Elle va la où l'on a besoin d'elle, là où on la paie pour ses services rendus, sans se préoccuper de la morale, où si, seulement de celle d'honorer le contrat qui la lie à son employeur.
Dernière des compagnies franches de Khatovar, ses traditions et ses souvenirs ne vivent que dans les présentes annales, écrites de la plume de Toubib, le médecin de la
compagnie et l'analyste. La Compagnie
noire contre le monde entier, il en a toujours été et il en sera toujours ainsi. La Compagnie, quand on y entre, on y sort que les pieds devant, c'est la seule famille qui reste à ces hommes dont le passé trouble les rapproche dans la misère des batailles et du sang.

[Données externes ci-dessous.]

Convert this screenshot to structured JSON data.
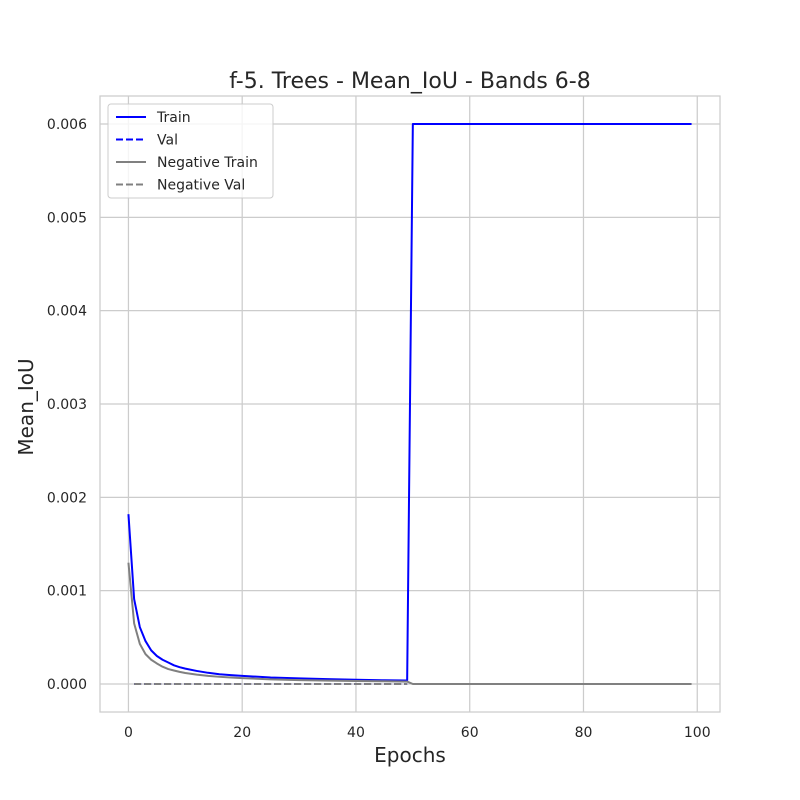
{
  "chart_data": {
    "type": "line",
    "title": "f-5. Trees - Mean_IoU - Bands 6-8",
    "xlabel": "Epochs",
    "ylabel": "Mean_IoU",
    "xlim": [
      -5,
      104
    ],
    "ylim": [
      -0.0003,
      0.0063
    ],
    "xticks": [
      0,
      20,
      40,
      60,
      80,
      100
    ],
    "xtick_labels": [
      "0",
      "20",
      "40",
      "60",
      "80",
      "100"
    ],
    "yticks": [
      0.0,
      0.001,
      0.002,
      0.003,
      0.004,
      0.005,
      0.006
    ],
    "ytick_labels": [
      "0.000",
      "0.001",
      "0.002",
      "0.003",
      "0.004",
      "0.005",
      "0.006"
    ],
    "grid": true,
    "legend_position": "upper-left",
    "series": [
      {
        "name": "Train",
        "color": "#0000ff",
        "dash": "solid",
        "x": [
          0,
          1,
          2,
          3,
          4,
          5,
          6,
          7,
          8,
          9,
          10,
          12,
          14,
          16,
          18,
          20,
          25,
          30,
          35,
          40,
          45,
          49,
          50,
          60,
          70,
          80,
          90,
          99
        ],
        "y": [
          0.00182,
          0.00091,
          0.00061,
          0.00046,
          0.00036,
          0.0003,
          0.00026,
          0.00023,
          0.0002,
          0.00018,
          0.000165,
          0.00014,
          0.00012,
          0.000105,
          9.5e-05,
          8.7e-05,
          7e-05,
          6e-05,
          5.2e-05,
          4.6e-05,
          4e-05,
          3.7e-05,
          0.006,
          0.006,
          0.006,
          0.006,
          0.006,
          0.006
        ]
      },
      {
        "name": "Val",
        "color": "#0000ff",
        "dash": "dashed",
        "x": [
          1,
          10,
          20,
          30,
          40,
          49
        ],
        "y": [
          0.0,
          0.0,
          0.0,
          0.0,
          0.0,
          0.0
        ]
      },
      {
        "name": "Negative Train",
        "color": "#808080",
        "dash": "solid",
        "x": [
          0,
          1,
          2,
          3,
          4,
          5,
          6,
          7,
          8,
          9,
          10,
          12,
          14,
          16,
          18,
          20,
          25,
          30,
          35,
          40,
          45,
          49,
          50,
          60,
          70,
          80,
          90,
          99
        ],
        "y": [
          0.0013,
          0.00065,
          0.00043,
          0.00032,
          0.00026,
          0.00022,
          0.000185,
          0.00016,
          0.000145,
          0.00013,
          0.000118,
          0.0001,
          8.7e-05,
          7.7e-05,
          6.9e-05,
          6.3e-05,
          5e-05,
          4.2e-05,
          3.6e-05,
          3.2e-05,
          2.9e-05,
          2.6e-05,
          0.0,
          0.0,
          0.0,
          0.0,
          0.0,
          0.0
        ]
      },
      {
        "name": "Negative Val",
        "color": "#808080",
        "dash": "dashed",
        "x": [
          1,
          10,
          20,
          30,
          40,
          49
        ],
        "y": [
          0.0,
          0.0,
          0.0,
          0.0,
          0.0,
          0.0
        ]
      }
    ]
  }
}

Mais le jour où le capitaine de la Compagnie signe pour l'enrôler au service de la Dame et de ses dix Asservis, n'est-ce pas signer avec le Mal lui même... ? Car les légendes seules parlent du Dominateur, marchand d'esclaves puissant qui dominait les terres du Nord, de sa Dame, et des Dix, jusqu'à ce qu'ils soient tous vaincus par la Rose Blanche et enterrés pour l'éternité. Mais il semblerait qu'ils ne dorment plus, réveillés et assoiffés de vengeance, de pouvoir.

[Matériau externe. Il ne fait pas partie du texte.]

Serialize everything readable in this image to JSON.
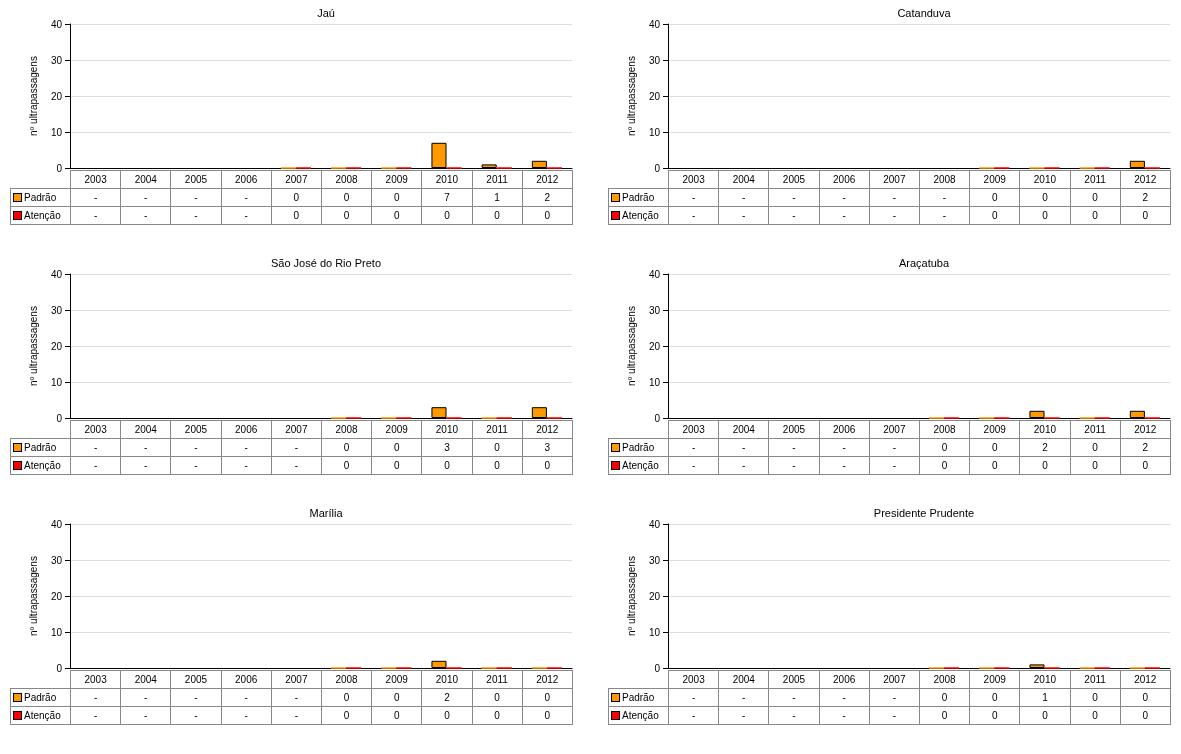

La Compagnie fera ce pour quoi elle est payée, coute que coute, elle se battra pour Volesprit, l'un des Dix, contre le Cercle des Dix-Huit et leurs armées rebelles qui espèrent le retour de la Rose Blanche, libératrice mystique, en la personne d'une jeune fille annoncé par une météore, et contre les Asservis eux mêmes qui se livrent, au sein du même camps une guerre d'influence effrayante et dangereuse.
Au fils des batailles, l'analyste devenant favoris de la Dame en personne, entrevoit les jeux politiques, la fureur et la haine de ce qu'implique le pouvoir dans ce monde noircit qui ploie sous la sorcellerie.
Dans ce destin de la Compagnie qui peut être s'éteindra dans ce champs de chaos, quel rôle doit jouer le mystérieux Corbeau ? et la petite Chérie, enfant muette sauvée des mains abominable des sous-fifres du Boiteux ? Et si les ennemis n'étaient pas ceux que l'on pensait et que le Dominateur n'était pas tout à fait endormi au fond de son sanctuaire, emprisonner de sortilèges puissants ?
"Tout gouvernant se crée des ennemis. La Dame ne fait pas exception. Les Fils de la Rose Blanche sont partout... Si on choisit son camps sous le coup de l'émotion, alors c'est aux rebelles qu'il faut se joindre. Ils combattent pour tout ce que les hommes prétendent honorer : la liberté, l'indépendance, la vérité, le droit... Toutes les illusions subjectives, les sempiternels mots-déclics. Nous sommes les valets du méchant de la pièce. Nous montrons que se sont des illusions sans objet.
Il n'y a pas de méchants qui se proclament tels, seulement des régiments soi-disant saints. Les historiographes des vainqueurs décident de quel coté sont le bien et le mal.
Nous, nous rejetons les étiquettes. Nous combattons pour l'argent et une vague fierté. La politique, l'éthique, la morale n'ont rien à voir dans l'affaire."